I’ve got a Sponsor – What now? A Sponsorship agreement can only run from 1st October – 30th September. It cannot run across academic years. Insert everything that you and the sponsor have agreed to do as part of the agreement. The Student Activities Manager MUST be the first to sign any contracts. Do not sign anything before the SU have approved it.
I’ve got a Sponsor – What now? • Make sure you stick to the terms of your agreement, and keep your sponsor updated on how everything's going. The better a relationship you build with your sponsor the more likely it is they will wish to continue sponsoring you in the future. E-mail them photos of their sponsorship money in action and offer them invitations to events you are holding. • In the event that you are unable to carry out part of the agreement speak to your sponsor and see if you can arrange an alternative - don't just try to get away with not doing it. • By going above and beyond what the sponsor expects and providing them a detailed record of what their sponsorship has got them you have a much better chance of them renewing there sponsorship for another year.
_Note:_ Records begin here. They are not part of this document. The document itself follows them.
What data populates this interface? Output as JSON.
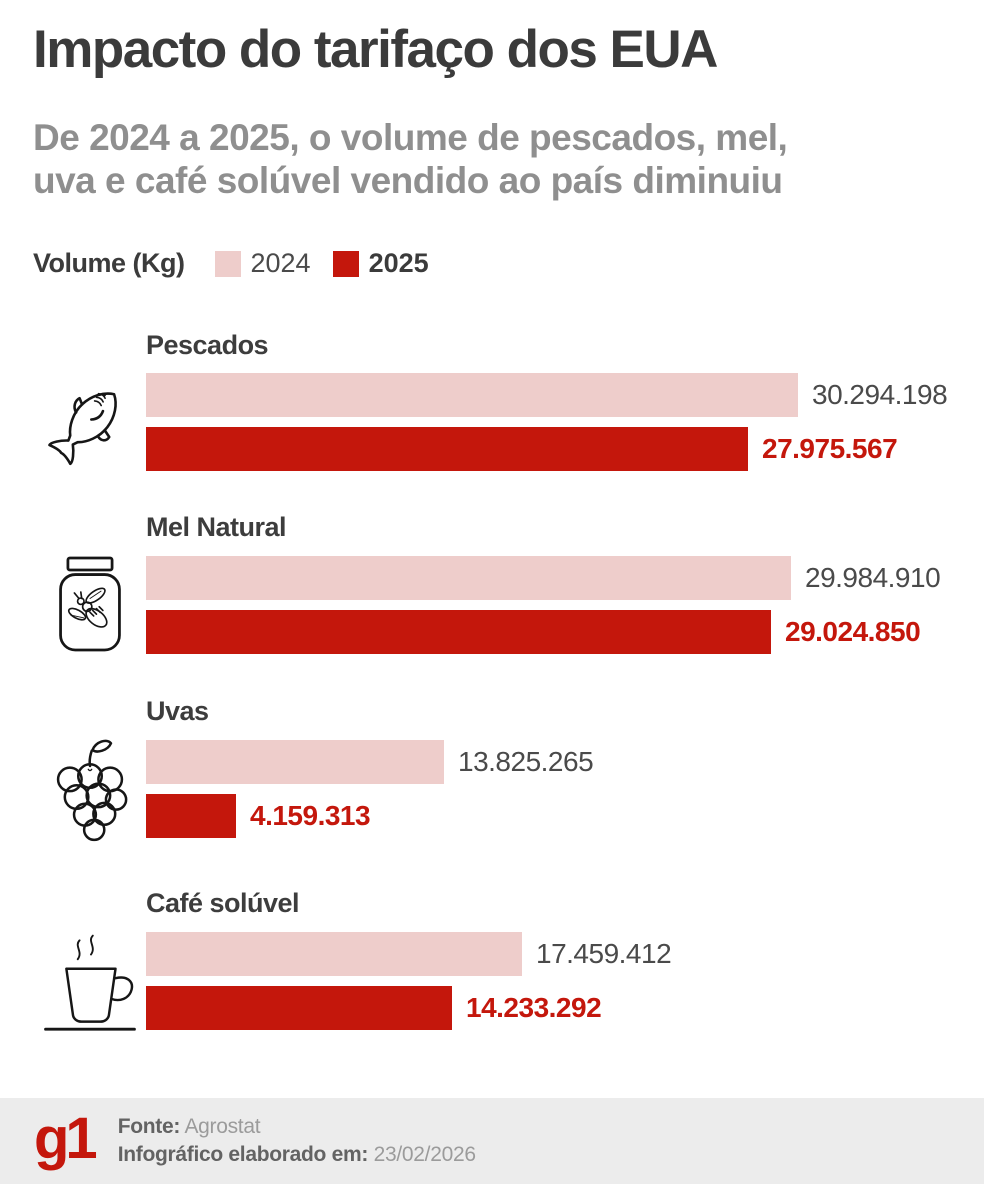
{
  "header": {
    "title": "Impacto do tarifaço dos EUA",
    "subtitle_lines": [
      "De 2024 a 2025, o volume de pescados, mel,",
      "uva e café solúvel vendido ao país diminuiu"
    ]
  },
  "legend": {
    "axis_label": "Volume (Kg)",
    "items": [
      {
        "label": "2024",
        "color": "#eecdcb"
      },
      {
        "label": "2025",
        "color": "#c4170c"
      }
    ]
  },
  "chart_data": {
    "type": "bar",
    "orientation": "horizontal",
    "unit": "Kg",
    "title": "Volume (Kg)",
    "categories": [
      "Pescados",
      "Mel Natural",
      "Uvas",
      "Café solúvel"
    ],
    "category_icons": [
      "fish-icon",
      "honey-jar-icon",
      "grapes-icon",
      "coffee-cup-icon"
    ],
    "series": [
      {
        "name": "2024",
        "color": "#eecdcb",
        "values": [
          30294198,
          29984910,
          13825265,
          17459412
        ]
      },
      {
        "name": "2025",
        "color": "#c4170c",
        "values": [
          27975567,
          29024850,
          4159313,
          14233292
        ]
      }
    ],
    "value_labels": [
      [
        "30.294.198",
        "29.984.910",
        "13.825.265",
        "17.459.412"
      ],
      [
        "27.975.567",
        "29.024.850",
        "4.159.313",
        "14.233.292"
      ]
    ],
    "max_value": 30294198,
    "legend_position": "top",
    "grid": false
  },
  "footer": {
    "logo": "g1",
    "source_label": "Fonte:",
    "source_value": "Agrostat",
    "date_label": "Infográfico elaborado em:",
    "date_value": "23/02/2026"
  },
  "colors": {
    "accent_red": "#c4170c",
    "light_pink": "#eecdcb",
    "title_dark": "#3b3b3b",
    "subtitle_gray": "#8f8f8f",
    "footer_bg": "#ececec"
  }
}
The Sponsorship Process • Once you have discussed terms with the Sponsor and you have drawn up a draft contract, you should contact your Coordinator. • At this point, you should not have signed or agreed to anything, as the SU will still need to approve this. • If the agreement is not approved, you will need to take it back to the Sponsor and discuss the terms again. • If the agreement is approved, the Student Activities Manager will sign the contract and it will be sent back to you for your signature and the Sponsor’s signature. • When the contract has all signatures, you will need to send it back to your Coordinator with a Sales Invoice Form for the amount required. • This will be processed by the SU and the Sponsor will receive an invoice within 3-5 working days. • The funds will appear in your account once the invoice has been raised by the Finance team, before the Sponsor has paid the SU.
Sales Invoice Form If you are submitting for Internal Sponsorship, you will need to attach an email confirmation to this form. If your Sponsorship is External, you will need to attach your completed contract. In order to set up an invoice, we will need a postal AND email address for your Sponsor, as well as a contact to send the invoice to. You can find your details for this section on your Finance Web (Contact your Treasurer if unsure!)